NATIONAL ILLINOIS DAY
On December 7, National Illinois Day recognizes the Land of Lincoln, home to the Windy City, and fertile prairies.
As the 21st state to join the United States, Illinois’s distinct political, industrial, agricultural and population densities create an intriguing contrast to other states.
When farmers began to settle on the Illinois prairie, they found the thick soil challenging to sow. One Vermont blacksmith made the work easier with the invention of the steel plow that cut sod more efficiently than previous tools. John Deere plow was born.
Railroads and shipping lines grew with farms in the rich prairies as settlers spread across the state. Chicago’s proximity to Lake Michigan has made it a major hub for transportation of goods across the country.
With the invention of the combustion engine, more reliable public highways became a national goal. U.S. Route 66 would become the iconic ribbon from Chicago to Los Angeles. Officially established in 1926, portions of the route were created from already existing roads.
Illinois completed the first leg of Route 66 during an era when Prohibition was in full swing. A paved roadway gave illegal transportation of spirits a bootleg up and the state a reputation that has become legendary for this era.
While Ronald Reagan was the only president born in Illinois, Abraham Lincoln, Ulysses S. Grant and Barack Obama all called Illinois home.
Traveling around the state, we will glimpse the wonders of nature or the designs of Frank Lloyd Wright. From tours of his architecture in Oak Park to Starved Park State Park and Horseshoe Mound, Illinois offers urban and outdoor enjoyment.
HOW TO OBSERVE
Join National Day Calendar as we recognize Illinois’ history and pioneering spirit. Uncover hidden treasures and explore all Illinois highways and byways! Use #NationalIllinoisDay to share on social media.
In 2017, National Day Calendar began celebrating each state in the order they entered the union starting the week of Independence Day and ending with Hawaii. We highlight a small part of each states’ history, foods and the people who make up the state. There’s so much more to explore!
Mississippi Palisades State Park – Savanna
Illinois and Michigan Canal State Trail – Northwestern Illinois
Weldon Springs State Park – Clinton
Illinois Caverns – Waterloo
Trail of Tears State Forest – Jonesboro
Postville Courthouse State Historic Site – Lincoln
Lincoln’s New Salem State Historic Site – Petersburg
Wood River Camp Dubois – Wood River
Elijah P. Lovejoy Monument – Alton
Blackhawk War Monument – Kent
Illinois State Museum – Springfield
Field Museum of Natural History – Chicago
Adler Planetarium – Chicago
McLean County Museum History – Bloomington
Morton Arboretum – Lisle
Black Hawk - Sauk Indian Chief - (1767 - October 3, 1838)

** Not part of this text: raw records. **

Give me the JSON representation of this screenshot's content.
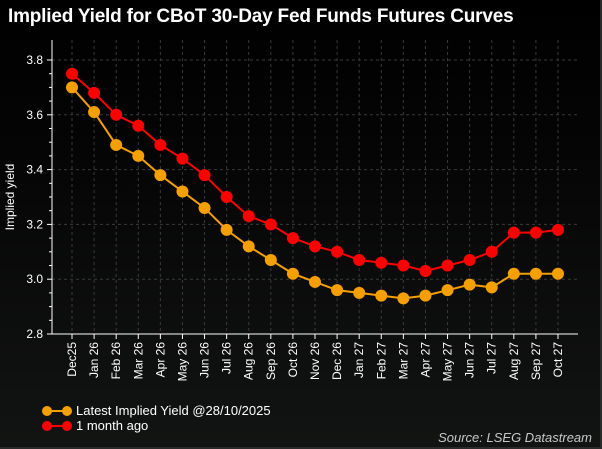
{
  "chart_data": {
    "type": "line",
    "title": "Implied Yield for CBoT 30-Day Fed Funds Futures Curves",
    "ylabel": "Implied yield",
    "xlabel": "",
    "ylim": [
      2.8,
      3.8
    ],
    "yticks": [
      "2.8",
      "3.0",
      "3.2",
      "3.4",
      "3.6",
      "3.8"
    ],
    "grid": true,
    "legend_position": "bottom-left",
    "categories": [
      "Dec25",
      "Jan 26",
      "Feb 26",
      "Mar 26",
      "Apr 26",
      "May 26",
      "Jun 26",
      "Jul 26",
      "Aug 26",
      "Sep 26",
      "Oct 26",
      "Nov 26",
      "Dec 26",
      "Jan 27",
      "Feb 27",
      "Mar 27",
      "Apr 27",
      "May 27",
      "Jun 27",
      "Jul 27",
      "Aug 27",
      "Sep 27",
      "Oct 27"
    ],
    "series": [
      {
        "name": "Latest Implied Yield @28/10/2025",
        "color": "#f5a000",
        "values": [
          3.7,
          3.61,
          3.49,
          3.45,
          3.38,
          3.32,
          3.26,
          3.18,
          3.12,
          3.07,
          3.02,
          2.99,
          2.96,
          2.95,
          2.94,
          2.93,
          2.94,
          2.96,
          2.98,
          2.97,
          3.02,
          3.02,
          3.02
        ]
      },
      {
        "name": "1 month ago",
        "color": "#ff0000",
        "values": [
          3.75,
          3.68,
          3.6,
          3.56,
          3.49,
          3.44,
          3.38,
          3.3,
          3.23,
          3.2,
          3.15,
          3.12,
          3.1,
          3.07,
          3.06,
          3.05,
          3.03,
          3.05,
          3.07,
          3.1,
          3.17,
          3.17,
          3.18
        ]
      }
    ],
    "source": "Source: LSEG Datastream"
  }
}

Black Hawk (Ma-ka-tai-me-she-kia-kiak) led a series of actions against the U.S. disputing the Treaty of St. Louis and their settlement of the Northwest Territory.
Louise DeKoven Bowen - Suffragist - ( February 26, 1859 - November 9, 1953)
Suffragist, civic leader and president of the Hull-House Association, Louise DeKoven Bowen advocated for both women and children throughout her life.
Mary Curzon - Baroness - (May 27, 1870 - July 18, 1906)
The daughter of a prosperous Chicago businessman, Mary Victoria Leiter would marry George Curzon, heir to the Barony of Scarsdale.
Marion Mahony Griffin - Architect - (February 14, 1871 - August 10, 1961)
As the first licensed female architect in history, Marion Mahony left her mark all across the Midwest and worked alongside Frank Lloyd Wright.
Walt Disney - Entrepreneur -(December 5, 1901 - December 5 1966)
Animation pioneer and entrepreneur, Walt Disney took his chances and with his brother launched an enterprise on the image of a mouse.
Ronald Reagan - President - (February 6, 1911 - June 5, 2004)
The 40th president of the United States served two terms from 1981 to 1989. The president survived an assassination attempt two months into his first term. Reagan’s second term was highlight by the end of the Cold War.
Burt Baskin - Entrepreneur - (December 17, 1913 - December 24, 1967)
Martin Cooper - Inventor - (December 26, 1928 - )
Martin Cooper led the Motorola team that developed the modern mobile phone. In 1973, he placed the first cellular call on a DynaTAC phone in New York City.
Lorraine Hansberry - Playwright - (May 19, 1930 - January 12, 1965)
Lorraine Hansberry wrote the award-winning Broadway play A Raisin in the Sun.
Michelle Obama - First Lady - (January 17, 1964 -)
First lady and wife of the 44th President, Michelle Obama is a graduate of Harvard Law School. She was the first African-American first lady.